Wenn man dem irischen Musiker Van Morrison eines nicht vorwerfen kann, dann ist es Faulheit. Zwischen September 2017 und Dezember 2018 veröffentlichte der mittlerweile 74jährige Meister vier neue Studioalben. „The Prophet Speaks“ war die 40. Scheibe seiner Karriere.
Allerdings war der 1945 in Belfast geborene legendäre Musiker zuletzt 2015 an gleicher Stelle in Hamburg zu sehen und hören.
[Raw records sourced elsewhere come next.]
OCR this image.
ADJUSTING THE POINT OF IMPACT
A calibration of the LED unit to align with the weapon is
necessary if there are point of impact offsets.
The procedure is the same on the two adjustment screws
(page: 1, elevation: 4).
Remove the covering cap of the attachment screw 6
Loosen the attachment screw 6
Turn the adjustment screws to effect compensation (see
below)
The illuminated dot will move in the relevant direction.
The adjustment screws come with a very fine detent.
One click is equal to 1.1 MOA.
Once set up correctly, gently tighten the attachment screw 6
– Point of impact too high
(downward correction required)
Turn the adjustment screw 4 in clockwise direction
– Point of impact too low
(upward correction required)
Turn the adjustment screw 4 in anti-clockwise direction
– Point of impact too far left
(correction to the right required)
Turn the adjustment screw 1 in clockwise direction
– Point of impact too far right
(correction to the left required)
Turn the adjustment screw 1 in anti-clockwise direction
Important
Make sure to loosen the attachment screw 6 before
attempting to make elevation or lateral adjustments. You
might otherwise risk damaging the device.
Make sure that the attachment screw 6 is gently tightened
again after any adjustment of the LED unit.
Also wurde es mal wieder dringend Zeit, und 4.000 meist angegraute Fans ließen es sich nicht nehmen, bei lauschigen Temperaturen im wunderbaren Stadtpark der Musiklegende die Referenz zu erweisen.
Und natürlich bekam das Publikum, wonach es lange warten musste: eine Live-Retrospektive aus 40 Jahren Blues, Soul, Jazz, Boogie, R&B und Pop. Natürlich hauptsächlich eigene Stücke aus seinem umfangreichen Repertoire, aber auch einige Interpretationen großer Kollegen (Muddy Waters, Lester Young, Bo Diddley und Carl Perkins), vor denen er sich gesanglich verbeugte.
Los ging es mit „Let´s get lost“, wobei sich sofort seine sechs-köpfige Begleit-Band gehörig Respekt verschaffte. Bass, Gitarre, Orgel, zwei Perkussionisten und eine hervorragende Background-Sängerin (Dana Masters) heimsten des öfteren Szenenapplaus ein, wenn sie mal wieder eine gelungene Solo-Einlage abgeliefert hatten. Besonders Dana Masters konnte gut gefallen, wann immer sie Platz für eigene Vokalausflüge bekam.
Ansonsten wusste aber Van Morrison selbst mit seiner immer noch sehr prägnanten Stimme und seinem musikalischen Talent an Mundharmonika und Saxophon zu überzeugen. In Glitzeranzug und Hut wirkt der kleine, alte Mann manchmal wie eine Danny de Vito-Kopie, aber dann haut er eine herzerwärmende Version von „Sometimes We Cry“ raus, dass einem die Tränen vor Freude kommen möchten.
Van Morrison hält zwar keine großen Reden und sagt auch seine Songs nicht an, zeigt sich aber hochkonzentriert und aufgeräumt. Er spielt teilweise ohne Übergänge Klassiker wie „Days like this“, „Enlightenment“ oder die wunderbar schwingende Nummer „Have I Told You Lately“. Es folgten Countrynummern wie „Ride on Josephine“ von Bo Diddley oder das ganz frühe „Brown Eyed Girl“, wo Morrison auch mal den irischen Cowboy raus hängen lassen kann.
Nach gut eineinhalb Stunden beenden die Musiker die entspannte Feierabend-Show mit einer 15-minütigen Lang-Version von „Gloria“ - noch so ein Klassiker aus seiner Zeit mit „Them“. Während sich der Meister langsam verkrümelt, dürfen seine Musiker noch einmal 10 Minuten loslegen und sich mit diversen Solis selbst profilieren. Ein wunderschöner Sommerabend in meiner Lieblings-Live-Location mit gekonnt-relaxter Musik – was will man mehr!